Furthermore, in the muscle tissue itself, the temperatures reach a safe 40°C, and in synergy with the HIFEM procedure, RF recruits myosatellite cells, leading to regeneration and further strengthening of the muscles.32 A novel applicator for the flanks consists of 2 movable parts to fit all sizes. The front part simultaneously emits the HIFEM and RF energies to target both adipose and muscle tissues in the lateral part of the flank; the rear part, applied to the posterior part of the flank, emits RF only. Cross-synchronized electrodes generate a homogeneous RF distribution, including around the applicator hinge, to ensure that the entire area of the flanks is evenly heated to therapeutic levels.
The aim of this pilot study was to evaluate the effectiveness and safety of the novel applicator for fat reduction and muscle strengthening of the posterior and lateral area of the flanks.
METHODS
This prospective, multicenter, open-label, single-arm study received authorization from the IRB Advarra and was registered at ClinicalTrials.gov (NCT05260164). The study was approved in April 2022 and terminated in August 2023. Patients who expressed interest in treatment to improve the appearance of their flanks, were older than 22 years, and had a BMI below 35 kg/m2 were screened for the following exclusion criteria: pregnancy and nursing, cardiovascular disease, metal-contacting implants, and other medical conditions contraindicated for the application of electromagnetic and RF energies. Seventy-three subjects were enrolled in the study. All enrolled subjects were introduced to the study protocol and signed the informed consent form. Patients were instructed to adhere to a pretrial regimen regarding diet and physical exercise, which was documented by the Lifestyle Change Questionnaire (LSCQ) after the last treatment and at 1-month and 3-month follow-up visits. The LSCQ contained 3 questions regarding changes in exercise routine, dietary intake, and stress levels.

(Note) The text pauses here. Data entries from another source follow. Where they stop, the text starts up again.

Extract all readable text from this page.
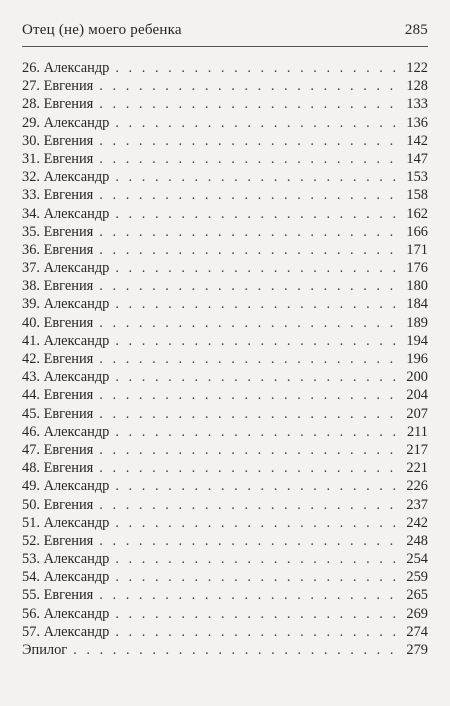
Отец (не) моего ребенка	285
26. Александр . . .	122
27. Евгения . . .	128
28. Евгения . . .	133
29. Александр . . .	136
30. Евгения . . .	142
31. Евгения . . .	147
32. Александр . . .	153
33. Евгения . . .	158
34. Александр . . .	162
35. Евгения . . .	166
36. Евгения . . .	171
37. Александр . . .	176
38. Евгения . . .	180
39. Александр . . .	184
40. Евгения . . .	189
41. Александр . . .	194
42. Евгения . . .	196
43. Александр . . .	200
44. Евгения . . .	204
45. Евгения . . .	207
46. Александр . . .	211
47. Евгения . . .	217
48. Евгения . . .	221
49. Александр . . .	226
50. Евгения . . .	237
51. Александр . . .	242
52. Евгения . . .	248
53. Александр . . .	254
54. Александр . . .	259
55. Евгения . . .	265
56. Александр . . .	269
57. Александр . . .	274
Эпилог . . .	279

The four 30-minute bilateral treatments were spaced 5 to 10 days apart, and were performed with the flank “Edge” applicator connected to an Emsculpt Neo device (BTL Industries Inc., Boston, MA). During the procedure, the patient was in a supine position with a velcro belt holding the applicators in the treatment area away from the hip bones and ribs, with no clothes and accessories covering the treatment area. Both emitted energies were adjusted according to the patient's feedback (0%-100%). No therapy was administered at the follow-up visits.
Primary Analysis
The effectiveness of the treatment for noninvasive lipolysis and flank toning was examined by evaluating changes in adipose and muscle tissue before and after treatment based on MRI findings. The changes in the thickness and cross-sectional area (CSA) of the anterior and posterior flank adipose tissue and muscles of the lateral abdomen (external oblique, internal oblique, and transverse abdominis) were evaluated via scans obtained at baseline and at both follow-up visits. A standard 1.5 T MRI device, utilizing a T2-weighted fast spin echo with a breath-hold sequence, was used to acquire images in both the axial and frontal planes from vertebrae T12 to S1 in DICOM format. The protocol was as follows: repetition time, 2000 ms; echo time, 78 ms; slice thickness, 6 mm; spacing, 6 mm (center-to-center); field-of-view, sufficient to capture the whole scanned area with matrix size adjusted accordingly. During the scanning, patients were prone and avoided compression of the flank area, with 2 breath holds recommended. Semiautomatic evaluation of the treatment area was performed by software (3D Slicer, v. 5.1.0-2022-08-08) utilizing a Sandbox extension to evaluate the CSA. The changes in adipose and muscle tissues were calculated at the mid-L3 vertebra level, for both thickness and area separately.33 The CSA of the adipose tissue was measured on the left and right sides of the body and averaged. The cross-sectional measurements for muscle tissue were also performed in the same fashion. The muscle thickness was measured for each muscle on both sites. Then, the values were averaged for each muscle separately. Fat thickness was measured laterally and posteriorly from the center of the applicator. The values were averaged to obtain the mean reduction on the lateral and posterior parts of the flanks.
Secondary Analysis
The secondary outcomes aimed to discover the subjects’ satisfaction with the results and the comfort of the treatments through a Subject Satisfaction Questionnaire (SSQ) and a Therapy Comfort Questionnaire (TCQ). The SSQ was collected after the last treatment and at follow-up visits. The SSQ contained 5 statements regarding the improved appearance of the treated area, feeling more toned after the treatments, general improvement in the treatment area, improved confidence in one's clothes, and satisfaction with the results. Subjects were asked to express how much they agreed with the statements based on a 5-point Likert scale (1 = strongly disagree and 5 = strongly agree). The values collected during the study for each question were averaged.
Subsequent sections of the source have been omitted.